Sometimes companies will advertise a deal that in reality is not much of a deal. You may think you’re getting a good deal because the company advertises that the prices are 50-70% off, but if you comparison shop, you may find out that their discounted prices are comparable with regular prices that other stores are offering.

Keep records

When you take advantage of an online deal, keep a record of it. I keep a file that includes the date of my transaction, the terms of the deal, and contact information for the company. When I receive the offer, I update my file so that it includes the date that I received the item.
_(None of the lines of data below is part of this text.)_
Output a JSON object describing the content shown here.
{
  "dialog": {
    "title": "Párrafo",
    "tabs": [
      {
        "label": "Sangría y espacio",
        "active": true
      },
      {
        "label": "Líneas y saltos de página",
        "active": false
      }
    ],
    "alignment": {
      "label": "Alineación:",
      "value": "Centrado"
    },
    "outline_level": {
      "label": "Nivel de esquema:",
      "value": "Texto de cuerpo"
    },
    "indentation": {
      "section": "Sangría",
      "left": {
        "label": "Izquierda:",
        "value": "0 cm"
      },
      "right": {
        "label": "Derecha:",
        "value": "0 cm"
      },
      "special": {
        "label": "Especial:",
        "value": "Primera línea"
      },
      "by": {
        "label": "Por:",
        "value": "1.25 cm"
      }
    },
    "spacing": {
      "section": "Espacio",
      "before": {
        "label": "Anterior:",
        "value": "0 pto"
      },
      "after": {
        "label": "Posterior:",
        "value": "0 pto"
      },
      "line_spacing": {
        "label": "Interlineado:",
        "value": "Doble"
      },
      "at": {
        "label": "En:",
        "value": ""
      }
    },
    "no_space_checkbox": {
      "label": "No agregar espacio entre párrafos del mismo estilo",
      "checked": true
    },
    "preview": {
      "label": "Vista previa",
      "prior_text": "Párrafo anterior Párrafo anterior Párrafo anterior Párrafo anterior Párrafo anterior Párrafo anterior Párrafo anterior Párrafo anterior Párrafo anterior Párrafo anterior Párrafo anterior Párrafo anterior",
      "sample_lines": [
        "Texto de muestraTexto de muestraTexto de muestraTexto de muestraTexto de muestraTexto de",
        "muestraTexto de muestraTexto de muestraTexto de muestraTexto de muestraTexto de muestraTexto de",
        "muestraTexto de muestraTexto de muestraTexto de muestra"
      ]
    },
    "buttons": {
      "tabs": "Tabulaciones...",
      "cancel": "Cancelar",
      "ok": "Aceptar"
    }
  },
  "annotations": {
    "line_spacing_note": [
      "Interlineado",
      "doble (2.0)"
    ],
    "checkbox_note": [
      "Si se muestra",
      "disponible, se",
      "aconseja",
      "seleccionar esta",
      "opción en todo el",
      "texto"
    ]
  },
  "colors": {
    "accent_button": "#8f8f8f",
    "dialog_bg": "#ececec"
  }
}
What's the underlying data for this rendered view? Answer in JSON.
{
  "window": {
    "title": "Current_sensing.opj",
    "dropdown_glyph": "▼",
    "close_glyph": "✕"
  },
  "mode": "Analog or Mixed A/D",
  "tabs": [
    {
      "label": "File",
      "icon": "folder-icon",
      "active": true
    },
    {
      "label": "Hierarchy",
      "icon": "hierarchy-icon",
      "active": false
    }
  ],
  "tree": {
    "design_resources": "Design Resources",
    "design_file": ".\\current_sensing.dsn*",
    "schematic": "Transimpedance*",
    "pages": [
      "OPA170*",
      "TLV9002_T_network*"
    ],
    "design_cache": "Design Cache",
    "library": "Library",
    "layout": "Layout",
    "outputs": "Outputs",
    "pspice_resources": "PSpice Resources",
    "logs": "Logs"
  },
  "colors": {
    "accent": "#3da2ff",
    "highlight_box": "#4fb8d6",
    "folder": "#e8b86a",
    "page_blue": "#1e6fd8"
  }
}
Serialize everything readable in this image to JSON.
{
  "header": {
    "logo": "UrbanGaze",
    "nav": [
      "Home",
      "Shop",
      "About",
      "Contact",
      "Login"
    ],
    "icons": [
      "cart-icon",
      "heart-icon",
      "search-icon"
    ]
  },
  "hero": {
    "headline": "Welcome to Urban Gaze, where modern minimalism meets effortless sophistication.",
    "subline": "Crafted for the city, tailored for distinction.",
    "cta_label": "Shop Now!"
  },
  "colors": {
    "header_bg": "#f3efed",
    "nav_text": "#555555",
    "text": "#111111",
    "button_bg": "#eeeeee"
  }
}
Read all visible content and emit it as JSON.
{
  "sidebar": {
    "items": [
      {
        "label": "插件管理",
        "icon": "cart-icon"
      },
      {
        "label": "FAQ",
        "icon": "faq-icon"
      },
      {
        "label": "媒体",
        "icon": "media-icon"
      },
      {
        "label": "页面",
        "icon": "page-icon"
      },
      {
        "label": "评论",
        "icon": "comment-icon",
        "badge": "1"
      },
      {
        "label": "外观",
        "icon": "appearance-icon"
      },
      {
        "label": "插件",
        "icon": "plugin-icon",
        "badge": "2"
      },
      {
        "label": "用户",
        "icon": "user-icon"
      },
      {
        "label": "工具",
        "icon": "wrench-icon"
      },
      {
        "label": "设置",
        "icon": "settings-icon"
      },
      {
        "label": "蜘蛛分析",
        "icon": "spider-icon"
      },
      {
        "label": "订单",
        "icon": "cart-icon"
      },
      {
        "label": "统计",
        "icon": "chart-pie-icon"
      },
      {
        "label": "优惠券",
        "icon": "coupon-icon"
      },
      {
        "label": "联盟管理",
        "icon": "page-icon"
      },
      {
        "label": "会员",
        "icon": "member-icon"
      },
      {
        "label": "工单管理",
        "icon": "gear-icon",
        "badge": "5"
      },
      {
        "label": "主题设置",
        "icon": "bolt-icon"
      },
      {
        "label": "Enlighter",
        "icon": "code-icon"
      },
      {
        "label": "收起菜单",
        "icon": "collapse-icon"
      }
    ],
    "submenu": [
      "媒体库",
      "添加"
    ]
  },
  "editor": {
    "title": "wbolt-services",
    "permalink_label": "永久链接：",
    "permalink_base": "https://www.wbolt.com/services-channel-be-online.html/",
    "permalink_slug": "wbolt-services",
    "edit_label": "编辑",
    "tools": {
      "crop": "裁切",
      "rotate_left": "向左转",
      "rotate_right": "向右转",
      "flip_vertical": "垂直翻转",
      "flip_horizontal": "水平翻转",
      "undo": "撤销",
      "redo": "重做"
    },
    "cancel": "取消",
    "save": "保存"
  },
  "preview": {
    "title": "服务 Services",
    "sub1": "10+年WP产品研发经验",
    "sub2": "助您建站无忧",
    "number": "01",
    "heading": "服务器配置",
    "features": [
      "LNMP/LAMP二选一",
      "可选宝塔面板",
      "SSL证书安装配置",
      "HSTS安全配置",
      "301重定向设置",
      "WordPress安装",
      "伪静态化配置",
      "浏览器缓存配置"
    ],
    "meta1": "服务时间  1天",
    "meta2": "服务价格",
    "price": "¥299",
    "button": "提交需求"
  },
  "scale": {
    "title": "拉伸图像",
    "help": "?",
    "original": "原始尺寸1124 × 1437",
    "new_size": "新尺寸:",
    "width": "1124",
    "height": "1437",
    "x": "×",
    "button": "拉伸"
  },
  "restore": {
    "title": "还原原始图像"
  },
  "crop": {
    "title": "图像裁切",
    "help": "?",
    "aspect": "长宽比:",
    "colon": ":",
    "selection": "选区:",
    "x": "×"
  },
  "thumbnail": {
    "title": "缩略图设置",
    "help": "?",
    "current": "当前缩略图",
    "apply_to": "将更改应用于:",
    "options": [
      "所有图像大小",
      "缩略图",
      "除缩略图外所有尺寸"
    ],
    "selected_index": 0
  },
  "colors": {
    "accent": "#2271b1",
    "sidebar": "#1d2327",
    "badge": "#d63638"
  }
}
It is also helpful to take a screen shot of the page that lists the terms and conditions of the offer. Some companies, even ones that are relatively reputable, have been known to change the terms of an offer after the fact.

If you are the victim of an online scam, report the company to the Better Business Bureau. If you have an address or other contact information, you can also try contacting the Attorney General’s Office in the state where they are located.